Project Overview
This project demonstrates the engineering of a specialized web
application designed to
automate the extraction and structuring of data from PDF
documents concerning German reforms. It processes documents
written in either German or English, consistently delivering
structured insights in English. The platform integrates AI for
sophisticated text analysis, employs asynchronous processing for
performance, and utilizes modern DevOps practices for reliable
deployment, showcasing the ability to build robust, data-centric
solutions.
Key Technologies
-
Backend: ASP.NET Core, C#, Quartz.NET, SignalR,
FluentValidation
-
Frontend: React, TypeScript, React Query, React
Router
-
AI Integration: Google Gemini 2.0 Flash API
-
Database: PostgreSQL with Entity Framework Core
(EF Core)
-
Infrastructure & DevOps: Docker, Kubernetes
(K8s), GitHub Actions (CI/CD)
Backend Architecture and Implementation
The backend leverages ASP.NET Core combined with
Minimal APIs to create efficient, lightweight endpoints
suitable for a focused application. A pragmatic
Layered Architecture was implemented to maintain clear
separation between presentation, application logic, and
infrastructure concerns, balancing structure with development
velocity for this specific use case.
A core challenge was handling the potentially time-consuming AI
analysis. This was addressed using Quartz.NET to manage
asynchronous background jobs. Upon PDF upload, tasks are
queued, decoupling heavy processing from the user request and
ensuring UI responsiveness. Quartz.NET provides reliability for
job execution.
To perform its core analytical task, the platform integrates with
Google Gemini 2.0 Flash. To accurately extract
approximately 20 distinct data fields from the document text, I
developed and utilize a strategy involving multiple,
parallel-executed, specialized prompts. I also implemented a retry
mechanism that handles potential AI response formatting issues,
enhancing reliability. Once the analysis is complete,
SignalR delivers real-time feedback directly to the user's
browser, eliminating the need for manual page refreshes.
Server-side validation using FluentValidation ensures that
invatiants are kept intact after the document submission.

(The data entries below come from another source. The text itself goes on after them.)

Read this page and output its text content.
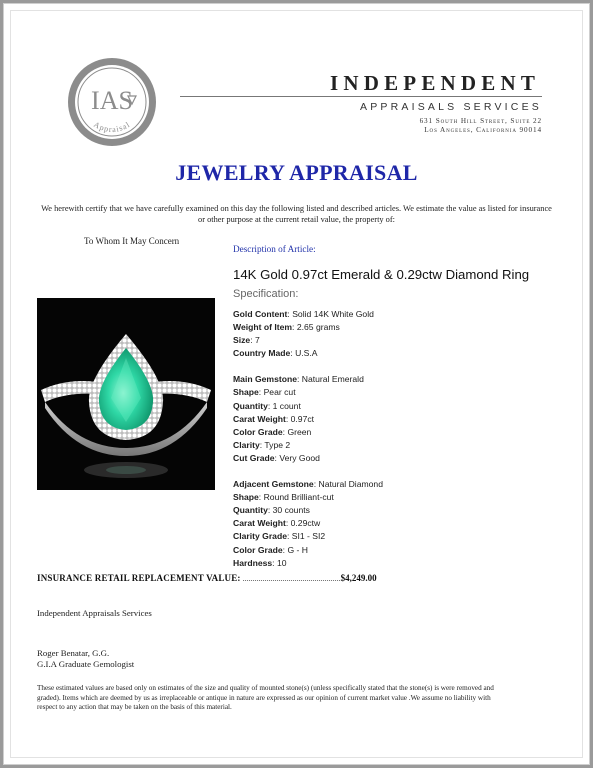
IAS
Appraisal
INDEPENDENT
APPRAISALS SERVICES
631 South Hill Street, Suite 22
Los Angeles, California 90014
JEWELRY APPRAISAL
We herewith certify that we have carefully examined on this day the following listed and described articles. We estimate the value as listed for insurance or other purpose at the current retail value, the property of:
To Whom It May Concern
Description of Article:
14K Gold 0.97ct Emerald & 0.29ctw Diamond Ring
Specification:
Gold Content: Solid 14K White Gold
Weight of Item: 2.65 grams
Size: 7
Country Made: U.S.A
Main Gemstone: Natural Emerald
Shape: Pear cut
Quantity: 1 count
Carat Weight: 0.97ct
Color Grade: Green
Clarity: Type 2
Cut Grade: Very Good
Adjacent Gemstone: Natural Diamond
Shape: Round Brilliant-cut
Quantity: 30 counts
Carat Weight: 0.29ctw
Clarity Grade: SI1 - SI2
Color Grade: G - H
Hardness: 10
INSURANCE RETAIL REPLACEMENT VALUE: .................................................$4,249.00
Independent Appraisals Services
Roger Benatar, G.G.
G.I.A Graduate Gemologist
These estimated values are based only on estimates of the size and quality of mounted stone(s) (unless specifically stated that the stone(s) is were removed and graded). Items which are deemed by us as irreplaceable or antique in nature are expressed as our opinion of current market value .We assume no liability with respect to any action that may be taken on the basis of this material.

Persistent data storage is handled by PostgreSQL, accessed
efficiently through Entity Framework Core (EF Core).
Frontend User Interface
The UI is constructed using React and TypeScript, providing a
type-safe and component-based structure. A key element is the use
of React Query for managing server state. This
library significantly simplifies data fetching, caching, and
synchronization related to the backend processing status and
results. It handles loading/error states gracefully and
efficiently updates the UI when new data arrives via the SignalR
connection.
The user experience is designed for simplicity: upload a PDF,
receive immediate feedback that processing has started, and see
structured results appear dynamically. React Router manages
navigation. Client-side validation provides quick feedback,
complementing the backend rules. The interface ensures user
context (the document being processed) is maintained even if the
page is reloaded.
Deployment Automation and Infrastructure
Modern DevOps practices ensure automated and consistent
deployments. A CI/CD pipeline configured in GitHub Actions
automates the entire workflow: building the backend and frontend,
packaging them into Docker containers, and deploying these
containers to a Kubernetes (K8s) cluster. This
containerization ensures environmental consistency, while K8s
manages application scaling, deployment rollouts, and resilience.
Conclusion
This Reform Proposal Hub project demonstrates practical expertise
in building specialized, data-focused web applications. It
effectively integrates AI for complex data extraction,
utilizes asynchronous patterns (Quartz.NET) and
real-time communication (SignalR) for a responsive user
experience, and employs modern frontend state management
techniques (React Query). The implementation showcases strong
skills across the stack (ASP.NET Core, React, TypeScript,
PostgreSQL) and proficiency in contemporary DevOps workflows
(Docker, Kubernetes, CI/CD), representing the capability to
engineer and deploy robust, automated solutions.